# Improving inert substrates



## zoon (30 Jul 2010)

Due to budget when setting up my tanks, I has to go for sand and gravel.  My 500L is mainly sand with some gravel areas ad the nano is sand.  Is there something I can poke in to the substrate to improve plant growth?  I have mainly swords and vallis in my big tank.  Was looking at JBL balls, but don't facny the price for the amount I'll need!  Root tabs have a similar problem in that I'll need lots and want to do something cheap. Was wondering if I could poke cat litter or similar around the base of the plant as I use EI ferts - would this work to absorb some of this and release it slowly?  Or am I talking total c%&@?!


----------



## ceg4048 (30 Jul 2010)

Hi,
   If you're dosing EI why worry about it? If you want better performance then add more CO2 and dose the water column even more. If you still want to add something to the substrate then freeze some high concentration solution in your ice cube tray, then take the cubes out and push them deep into the substrate. That'll be about as cheap as you can get. You can even get creative and add some Osmocote granules to the water in the tray. Lots of ways to pimp your substrate.

Cheers,


----------



## zoon (30 Jul 2010)

Will plants like swords that feed from the roots still do as well if I am dosing EI?  Sorry, plant newbie after years of cichlids (so no plants!), just figured if it was a root feeder it'd do better if nutrients were in the substrate?  Feel free to tell me I'm totally wrong!


----------



## a1Matt (30 Jul 2010)

Yep, they will do just as well with water column dosing (EI).


----------



## ceg4048 (31 Jul 2010)

zoon said:
			
		

> Will plants like swords that feed from the roots still do as well if I am dosing EI?  Sorry, plant newbie after years of cichlids (so no plants!), just figured if it was a root feeder it'd do better if nutrients were in the substrate?  Feel free to tell me I'm totally wrong!

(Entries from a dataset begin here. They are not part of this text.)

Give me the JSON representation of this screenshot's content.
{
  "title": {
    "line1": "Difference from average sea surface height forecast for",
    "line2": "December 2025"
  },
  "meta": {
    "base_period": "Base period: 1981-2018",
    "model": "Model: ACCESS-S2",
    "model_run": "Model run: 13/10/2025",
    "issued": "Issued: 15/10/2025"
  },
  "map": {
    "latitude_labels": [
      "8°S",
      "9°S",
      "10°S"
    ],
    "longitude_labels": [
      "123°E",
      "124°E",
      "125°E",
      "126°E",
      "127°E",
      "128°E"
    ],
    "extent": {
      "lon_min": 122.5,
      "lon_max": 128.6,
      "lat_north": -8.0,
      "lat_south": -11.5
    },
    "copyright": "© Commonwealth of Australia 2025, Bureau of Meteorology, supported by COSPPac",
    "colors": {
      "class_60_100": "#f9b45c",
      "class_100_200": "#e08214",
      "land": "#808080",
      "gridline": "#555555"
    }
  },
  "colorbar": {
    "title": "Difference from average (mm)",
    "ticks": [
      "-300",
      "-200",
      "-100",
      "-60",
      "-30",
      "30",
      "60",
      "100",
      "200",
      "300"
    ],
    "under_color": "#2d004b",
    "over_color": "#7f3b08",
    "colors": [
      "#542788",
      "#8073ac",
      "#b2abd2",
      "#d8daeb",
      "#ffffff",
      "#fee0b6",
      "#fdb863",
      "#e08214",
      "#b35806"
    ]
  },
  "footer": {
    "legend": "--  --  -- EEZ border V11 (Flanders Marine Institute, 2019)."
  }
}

Yes, this is totally wrong. Amazon swords are among the most voracious of water column feeders.

EI fed sword in inert sediment:






Cheers,


----------



## zoon (2 Aug 2010)

Thanks - just saved me money buying roots tabs or even replacing my whole substrate!


----------



## johnson529 (7 Aug 2010)

hi I'm also still quite a newbie but was always under the impression that root feeders like swords took their nutrients from the substrate. Now told that they can feed from the water just as well, I find myself asking why do people pay out so much for these specialist substrates?


----------



## ceg4048 (7 Aug 2010)

Well there are a couple of really good reasons and perhaps a few really bad reasons as well. Remember that we are not saying that plants _can't _feed from the roots, only that by definition, aquatic plants are specifically adapted to take advantage of whatever source of nutrients are available, whether that be in the sediment or in the water column. It is a distinct competitive advantage to be able to feed from both sources, so that if one area is poor in nutrients then there will be at least a possibility that another source is available. Ideally therefore we can achieve a more stable system if we provide nutrients to both substrate and water column.

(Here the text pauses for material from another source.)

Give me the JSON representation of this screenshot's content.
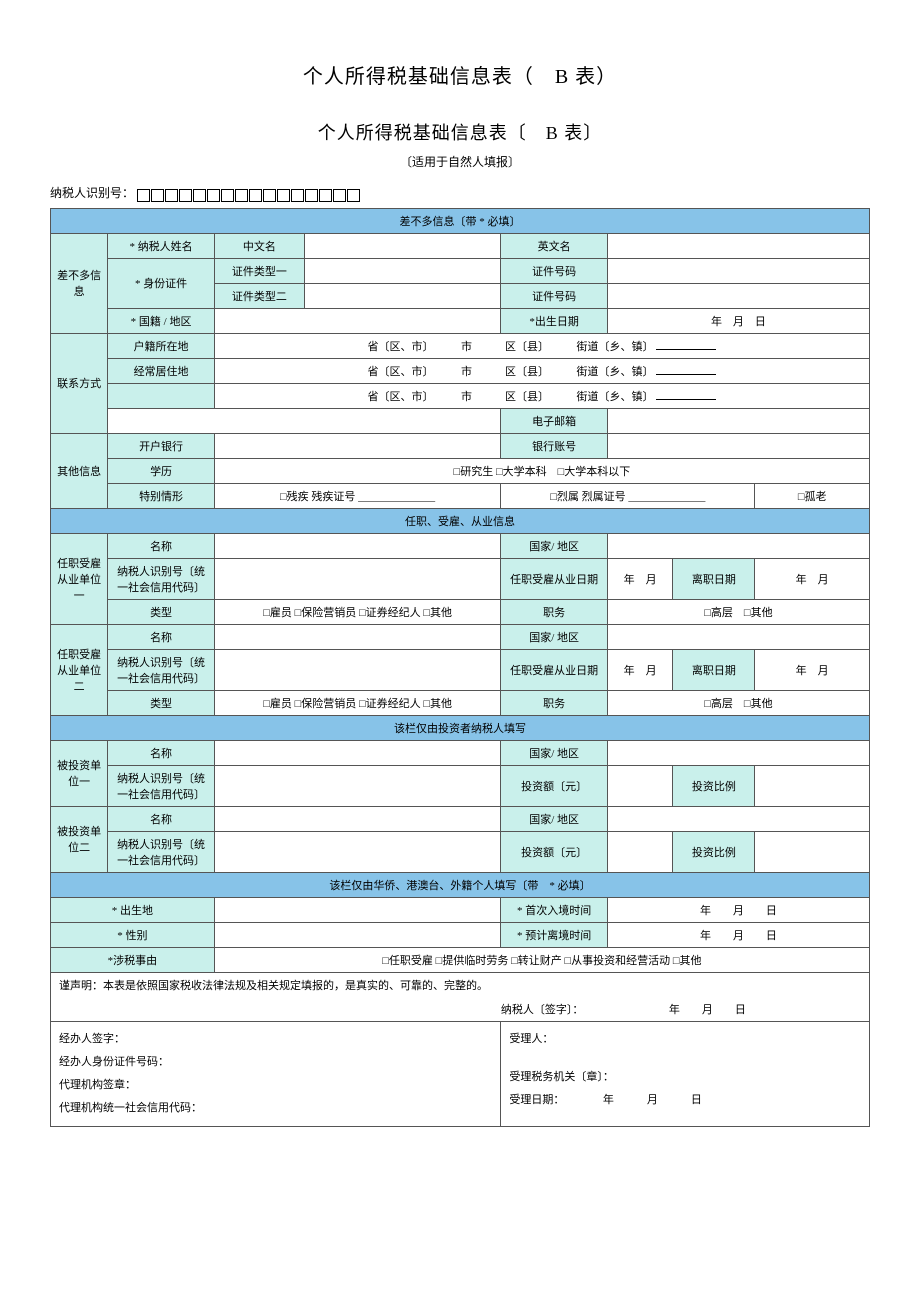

So a really good reason for having a rich substrate is if you are not consistent with water column dosing due to hectic schedule (or chronic laziness.) If you miss a few doses now and again and have a rich substrate then this allows you to not be penalized. The plants simply feed from the sediment.

Another reason expensive substrates are used has less to do with nutrients and more with ergonomics. A sediment like Aquasoil Amazonia for example has a lovely feel to it, almost like velvet. If you are the type who is constantly sticking your hand into the tank to rearrange and to dig, you would really appreciate a substrate like this, as opposed to standard substrates that are coarse and sharp and which launch arrows of sharp slivers under the fingernail.

Some dosing programs attempt to minimize water column dosing due to an aversion to nutrients in general, but also to minimize the levels of TDS, which are very high when the water column is enriched. This has implications for breeding some fish which require low TDS to spawn.

So one has to understand the legitimate reasons for enriched sediments and then decide if the price is worth it. One thing that all these expensive substrates have in common is that they are usually constructed of nothing more than baked clay which has a high affinity for the very same nutrient molecules that are in the water column. The sediment particles act somewhat like a magnet for NPK and traces to a greater or lesser extent and so create a sustainable pathway by which water column nutrients are sent to the sediment and can find their way into the plant roots. This property of a sediment particle is called Cation Exchange Capacity (CEC) and Anion Exchange Capacity (AEC). Knowing this property of clay, one can then simulate the effect of the expensive substrates and root tabs by simply finding a source of cheap clay substrate and then lining the bottom of the substrate with NPK+traces prior to filling the tank. With a clever combination of water column dosing, the clay substrate and any slow release nutrient granule such as Osmocoate, one can reproduce the effects of the expensive products for a fraction of the cost. Combining this with water column dosing produces Champagne performance for beer budget.

A really bad reason for spending money for expensive substrate products is because you think that some plants can only feed from roots. That concept was developed by the Architect of The Matrix to sell more product, so that he could feed off of your hard earned cash. 8) 

Cheers,


----------



## robfromdublin (11 Aug 2010)

Great info.  This was something that was on my mind as well.  Good to know that having an inert substrate doesn't put me at a disadvantage.  Chronic laziness on the other hand...


----------